For a couple weeks the Pinned Conversations have taken up the entire front of this Community home page. While I appreciate being kept informed the information is stale (to me, possibly others). Would someone over there in QB Central spend a few hours to add the ability to collapse that Section. Alternatively it would also fit nicely as a side bar. Please and thank you. 

7 Replies

  • Well it turns out the same rad techniques that are used to mod QuickBase can be used to mod other web pages including the forum pages:

    BEGONE PINNED CONVERSATIONS: 

    $("#sticky-topic-list").remove();
  • Dan, I plan to take 6 months off in the summer.  Can you pin me to the top of the Leaderboard so I can take a break.  That would be a lot easier than having to answer all those question to stay on top.

    $("#sticky-mark-on-top").add();

    Thx
    Mark
  • How will you manage to squeeze 6 months into a four month season?

    If you use TamperMonkey you could just keep jacking up the numbers on your version of the page while you were on vacation and you wouldn't have to answer any questions.

    https://chrome.google.com/webstore/detail/tampermonkey/dhdgffkkebhmkfjojejmpbldmpobfkfo?hl=en

    TamperMonkey has the imprimatur of QuickBase because I saw one of the employees list it on an Empower slide during his presentation using the official master presentation. I down with that endorsement.
  • Hi Jim,

    Thanks for your feedback as we are testing out the option of using Pinned Conversations on the Get Satisfaction platform that provides our forums.

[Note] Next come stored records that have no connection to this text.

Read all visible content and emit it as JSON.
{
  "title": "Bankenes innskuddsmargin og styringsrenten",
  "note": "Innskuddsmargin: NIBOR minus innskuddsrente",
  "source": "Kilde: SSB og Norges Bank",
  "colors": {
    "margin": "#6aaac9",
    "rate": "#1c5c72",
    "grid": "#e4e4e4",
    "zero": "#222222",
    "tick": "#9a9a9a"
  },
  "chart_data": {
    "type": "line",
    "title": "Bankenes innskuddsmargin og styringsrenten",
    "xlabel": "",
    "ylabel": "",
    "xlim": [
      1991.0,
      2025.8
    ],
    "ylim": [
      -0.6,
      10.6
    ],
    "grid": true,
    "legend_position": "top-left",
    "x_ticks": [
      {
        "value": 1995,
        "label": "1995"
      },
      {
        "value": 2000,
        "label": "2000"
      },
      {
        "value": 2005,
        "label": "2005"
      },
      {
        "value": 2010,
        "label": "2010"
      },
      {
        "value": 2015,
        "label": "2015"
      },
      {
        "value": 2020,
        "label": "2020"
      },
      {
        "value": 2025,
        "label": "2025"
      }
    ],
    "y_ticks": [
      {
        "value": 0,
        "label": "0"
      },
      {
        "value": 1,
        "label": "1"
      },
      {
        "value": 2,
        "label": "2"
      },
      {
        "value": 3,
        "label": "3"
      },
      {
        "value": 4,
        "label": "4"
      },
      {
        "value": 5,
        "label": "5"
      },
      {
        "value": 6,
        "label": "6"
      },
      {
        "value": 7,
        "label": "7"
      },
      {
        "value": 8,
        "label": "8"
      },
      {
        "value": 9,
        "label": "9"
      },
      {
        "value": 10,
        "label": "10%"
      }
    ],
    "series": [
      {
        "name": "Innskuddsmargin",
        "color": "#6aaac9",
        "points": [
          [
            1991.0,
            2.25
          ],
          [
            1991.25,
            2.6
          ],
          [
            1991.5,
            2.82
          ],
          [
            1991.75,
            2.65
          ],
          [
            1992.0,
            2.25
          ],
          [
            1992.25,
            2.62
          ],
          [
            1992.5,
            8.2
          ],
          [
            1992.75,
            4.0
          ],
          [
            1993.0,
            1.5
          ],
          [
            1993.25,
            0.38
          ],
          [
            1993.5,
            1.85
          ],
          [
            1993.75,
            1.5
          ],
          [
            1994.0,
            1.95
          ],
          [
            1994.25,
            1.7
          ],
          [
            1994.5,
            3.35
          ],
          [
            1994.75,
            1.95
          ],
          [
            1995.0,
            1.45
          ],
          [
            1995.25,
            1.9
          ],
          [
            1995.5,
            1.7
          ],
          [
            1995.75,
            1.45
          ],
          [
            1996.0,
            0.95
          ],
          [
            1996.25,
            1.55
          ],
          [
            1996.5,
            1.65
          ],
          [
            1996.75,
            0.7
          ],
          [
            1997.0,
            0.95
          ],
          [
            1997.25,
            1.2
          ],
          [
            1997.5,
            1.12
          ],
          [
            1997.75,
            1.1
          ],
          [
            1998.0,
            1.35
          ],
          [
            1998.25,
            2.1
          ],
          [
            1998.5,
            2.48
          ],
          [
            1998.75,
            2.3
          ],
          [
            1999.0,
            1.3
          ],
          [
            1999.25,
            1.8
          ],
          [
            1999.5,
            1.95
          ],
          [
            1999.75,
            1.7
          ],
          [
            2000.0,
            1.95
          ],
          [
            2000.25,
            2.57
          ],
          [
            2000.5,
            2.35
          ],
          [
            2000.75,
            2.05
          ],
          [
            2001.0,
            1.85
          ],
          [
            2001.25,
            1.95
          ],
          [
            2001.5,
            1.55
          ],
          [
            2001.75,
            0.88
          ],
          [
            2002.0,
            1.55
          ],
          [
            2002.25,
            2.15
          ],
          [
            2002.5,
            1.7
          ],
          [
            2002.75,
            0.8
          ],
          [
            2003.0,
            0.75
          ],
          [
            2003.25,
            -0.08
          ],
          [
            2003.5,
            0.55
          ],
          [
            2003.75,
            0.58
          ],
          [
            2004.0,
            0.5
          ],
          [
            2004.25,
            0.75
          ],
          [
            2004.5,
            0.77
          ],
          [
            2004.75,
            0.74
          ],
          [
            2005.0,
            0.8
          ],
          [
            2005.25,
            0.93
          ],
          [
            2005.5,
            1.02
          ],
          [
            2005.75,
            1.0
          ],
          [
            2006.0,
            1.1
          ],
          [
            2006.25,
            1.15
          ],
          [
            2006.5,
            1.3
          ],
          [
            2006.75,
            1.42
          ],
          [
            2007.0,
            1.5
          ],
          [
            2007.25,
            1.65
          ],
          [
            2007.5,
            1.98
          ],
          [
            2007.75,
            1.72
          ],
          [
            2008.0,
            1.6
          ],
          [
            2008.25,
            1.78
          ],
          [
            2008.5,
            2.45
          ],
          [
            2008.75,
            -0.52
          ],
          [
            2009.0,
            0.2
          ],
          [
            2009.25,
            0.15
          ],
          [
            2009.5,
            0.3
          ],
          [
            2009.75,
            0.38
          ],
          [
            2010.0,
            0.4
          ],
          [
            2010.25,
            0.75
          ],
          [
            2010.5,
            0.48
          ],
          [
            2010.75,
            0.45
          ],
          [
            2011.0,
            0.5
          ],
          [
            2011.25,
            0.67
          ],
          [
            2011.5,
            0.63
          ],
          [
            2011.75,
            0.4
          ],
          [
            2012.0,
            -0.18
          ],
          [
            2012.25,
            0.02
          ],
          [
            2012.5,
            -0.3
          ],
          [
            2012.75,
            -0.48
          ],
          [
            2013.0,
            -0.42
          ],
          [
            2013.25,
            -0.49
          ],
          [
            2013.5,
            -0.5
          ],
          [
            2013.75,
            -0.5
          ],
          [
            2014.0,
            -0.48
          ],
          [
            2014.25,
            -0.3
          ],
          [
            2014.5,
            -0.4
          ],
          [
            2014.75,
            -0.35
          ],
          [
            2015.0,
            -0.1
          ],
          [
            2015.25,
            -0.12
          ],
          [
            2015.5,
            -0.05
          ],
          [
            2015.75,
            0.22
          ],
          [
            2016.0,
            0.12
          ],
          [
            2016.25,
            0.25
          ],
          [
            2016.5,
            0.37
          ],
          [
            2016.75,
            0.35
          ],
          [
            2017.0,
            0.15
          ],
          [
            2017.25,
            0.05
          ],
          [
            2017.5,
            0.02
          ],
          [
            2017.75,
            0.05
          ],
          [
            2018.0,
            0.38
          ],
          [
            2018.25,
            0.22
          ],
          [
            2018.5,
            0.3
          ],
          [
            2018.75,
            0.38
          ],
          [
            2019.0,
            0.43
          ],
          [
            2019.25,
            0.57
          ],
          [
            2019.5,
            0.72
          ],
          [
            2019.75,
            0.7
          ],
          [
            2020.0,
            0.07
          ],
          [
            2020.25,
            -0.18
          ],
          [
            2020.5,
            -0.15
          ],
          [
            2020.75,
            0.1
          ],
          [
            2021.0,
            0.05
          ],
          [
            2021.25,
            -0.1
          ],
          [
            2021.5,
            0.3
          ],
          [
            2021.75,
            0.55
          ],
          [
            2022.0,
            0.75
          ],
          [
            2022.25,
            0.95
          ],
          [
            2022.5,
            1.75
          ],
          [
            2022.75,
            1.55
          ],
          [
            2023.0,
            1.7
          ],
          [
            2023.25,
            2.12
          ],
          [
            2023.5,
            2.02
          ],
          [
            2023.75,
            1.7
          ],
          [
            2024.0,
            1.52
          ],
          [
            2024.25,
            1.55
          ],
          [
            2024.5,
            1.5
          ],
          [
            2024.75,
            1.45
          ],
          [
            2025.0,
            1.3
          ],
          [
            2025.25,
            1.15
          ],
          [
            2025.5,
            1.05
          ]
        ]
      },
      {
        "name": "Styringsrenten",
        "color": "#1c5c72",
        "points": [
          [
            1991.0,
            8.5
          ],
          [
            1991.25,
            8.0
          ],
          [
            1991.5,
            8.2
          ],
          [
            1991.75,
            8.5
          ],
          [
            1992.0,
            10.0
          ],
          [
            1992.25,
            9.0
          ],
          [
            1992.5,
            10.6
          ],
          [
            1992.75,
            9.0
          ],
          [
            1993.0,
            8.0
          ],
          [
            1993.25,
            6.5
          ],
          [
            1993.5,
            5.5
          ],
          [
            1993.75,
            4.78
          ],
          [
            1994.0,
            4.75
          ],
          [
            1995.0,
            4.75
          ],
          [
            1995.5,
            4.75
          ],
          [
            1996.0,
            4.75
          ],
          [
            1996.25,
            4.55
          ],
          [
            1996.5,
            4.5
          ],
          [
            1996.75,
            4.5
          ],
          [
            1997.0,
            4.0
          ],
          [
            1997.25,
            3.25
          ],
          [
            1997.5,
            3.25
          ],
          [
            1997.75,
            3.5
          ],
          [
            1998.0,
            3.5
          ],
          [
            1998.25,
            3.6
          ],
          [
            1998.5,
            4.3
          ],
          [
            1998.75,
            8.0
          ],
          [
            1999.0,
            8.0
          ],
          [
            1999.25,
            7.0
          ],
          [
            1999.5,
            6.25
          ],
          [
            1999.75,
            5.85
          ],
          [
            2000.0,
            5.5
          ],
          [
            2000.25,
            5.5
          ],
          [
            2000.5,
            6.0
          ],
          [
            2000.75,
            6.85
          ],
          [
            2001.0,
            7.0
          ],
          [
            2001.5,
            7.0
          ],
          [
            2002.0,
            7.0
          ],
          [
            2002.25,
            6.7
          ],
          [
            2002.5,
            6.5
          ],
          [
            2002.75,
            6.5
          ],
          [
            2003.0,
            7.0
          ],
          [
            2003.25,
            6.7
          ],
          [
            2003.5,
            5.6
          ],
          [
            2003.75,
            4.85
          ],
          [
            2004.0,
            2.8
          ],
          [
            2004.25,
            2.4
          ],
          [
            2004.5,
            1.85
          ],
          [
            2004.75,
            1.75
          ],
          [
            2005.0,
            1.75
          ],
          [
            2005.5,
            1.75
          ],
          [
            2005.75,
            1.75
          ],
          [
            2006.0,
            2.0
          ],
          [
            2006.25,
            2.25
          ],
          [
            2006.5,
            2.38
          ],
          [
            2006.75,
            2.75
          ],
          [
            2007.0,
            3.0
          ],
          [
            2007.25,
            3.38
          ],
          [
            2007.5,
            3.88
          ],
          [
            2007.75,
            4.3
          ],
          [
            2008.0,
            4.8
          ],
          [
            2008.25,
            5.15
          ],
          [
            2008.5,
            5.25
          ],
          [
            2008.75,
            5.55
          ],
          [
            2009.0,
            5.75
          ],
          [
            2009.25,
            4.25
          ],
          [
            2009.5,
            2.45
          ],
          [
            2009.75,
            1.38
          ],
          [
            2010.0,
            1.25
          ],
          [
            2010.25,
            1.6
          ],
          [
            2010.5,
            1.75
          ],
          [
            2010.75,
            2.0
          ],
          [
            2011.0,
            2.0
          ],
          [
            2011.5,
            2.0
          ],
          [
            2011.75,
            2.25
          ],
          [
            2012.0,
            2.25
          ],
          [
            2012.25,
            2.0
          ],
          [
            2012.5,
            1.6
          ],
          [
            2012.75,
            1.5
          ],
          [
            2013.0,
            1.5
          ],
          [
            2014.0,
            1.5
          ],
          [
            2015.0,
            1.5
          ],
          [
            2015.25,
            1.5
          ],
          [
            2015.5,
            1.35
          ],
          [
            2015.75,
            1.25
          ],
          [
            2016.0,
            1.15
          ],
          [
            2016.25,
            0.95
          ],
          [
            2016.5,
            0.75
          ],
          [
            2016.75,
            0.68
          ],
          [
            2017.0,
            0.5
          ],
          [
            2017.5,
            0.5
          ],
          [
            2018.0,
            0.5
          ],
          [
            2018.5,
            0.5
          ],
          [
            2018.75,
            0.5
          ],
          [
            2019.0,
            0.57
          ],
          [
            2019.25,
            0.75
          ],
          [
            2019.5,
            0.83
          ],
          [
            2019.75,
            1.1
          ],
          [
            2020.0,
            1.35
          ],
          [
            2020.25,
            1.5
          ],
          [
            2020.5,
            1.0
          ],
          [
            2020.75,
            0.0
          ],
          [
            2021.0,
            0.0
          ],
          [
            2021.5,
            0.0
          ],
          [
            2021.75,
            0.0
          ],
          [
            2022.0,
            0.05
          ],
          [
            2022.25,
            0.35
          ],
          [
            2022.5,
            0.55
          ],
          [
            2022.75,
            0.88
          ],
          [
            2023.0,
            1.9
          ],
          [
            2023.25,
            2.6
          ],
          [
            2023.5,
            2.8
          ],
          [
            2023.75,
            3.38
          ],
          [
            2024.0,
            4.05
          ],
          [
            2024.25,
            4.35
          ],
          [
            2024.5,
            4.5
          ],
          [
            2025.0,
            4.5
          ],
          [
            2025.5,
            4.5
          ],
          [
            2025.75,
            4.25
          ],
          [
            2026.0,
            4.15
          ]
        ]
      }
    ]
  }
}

Right now we have several product relevant updates that we want to make very visible after the concerns expressed about communication over our recent releases and UI changes to make sure our active users are aware of upcoming changes. We will be looking to adjust it over time depending on their impact. 
  • This is the feedback you need to take to your product managers and marketing people:Long Tail

    I think QuickBase does a pretty good job of selecting defaults and prioritizing features. But too many decisions and product affordances are being hard-coded into the product based on some type of 80/20 Pareto Principle analysis. Users want greater ability to customize the product for reasons that may never be apparent to you or for no reason at all. 


    The theory of the Long Tail is that our culture and economy is increasingly shifting away from a focus on a relatively small number of "hits" (mainstream products and markets) at the head of the demand curve and toward a huge number of niches in the tail.
    • JimHarrison's avatar
      JimHarrison
      Qrew Champion
      Today I learned about the Pareto_principle 

      Based upon this principle I have chosen to speak up when I see something that is not a standard or expected based upon my very limited experience as a User and a Consumer - I define myself as the 20%. If ignored I will abandon this forum and application; voting with my dollars. Until then I will contribute as best I can and do what I can to support the Community.

      While I find the majority of issues can be glossed over once experience converts my mind. I believe it is essential that developers get feedback lest they wander off into distant fields in between trips to reddit.

      It is much appreciated that my message was heard and two of the four pinned items are gone. It is a compromise and I am all about compromises.
    • _anomDiebolt_'s avatar
      _anomDiebolt_
      Qrew Elite
      Hang around QuickBase is going supernova in 2018.

      The Pareto Principle vs. The Long Tail Theory: Heads or Tails?

      "... the long tail theory and the Pareto Principle ... contradict each other"
      http://blog.springtab.com/pareto-principle-vs-the-long-tail-theory/

      If you go into your grocery store you will see a wall of different choices for items like (1) yogurt, (2) energy drinks, (3) nutrition bars. Consumers want and marketers deliver lots of custom product choices today - there is a lot of money in the long tail nowadays. 

      It is no different with building applications of forum software. The small feature you desperately want may be unimportant or unwanted to the next user. So you have to build software that has reasonable defaults (80/20 Pareto Pareto) but can be easily customized (long tail demand). QuickBase has historically delivered on 80/20 principles but as markets matured "builders" are now demanding all sorts of nuanced features.in terms of look and feel, product capabilities etc which are only going to be delivered using more integration hooks, customization options, and technology.

      Scripting is powerful but even it is only one component to satisfy long tail demand.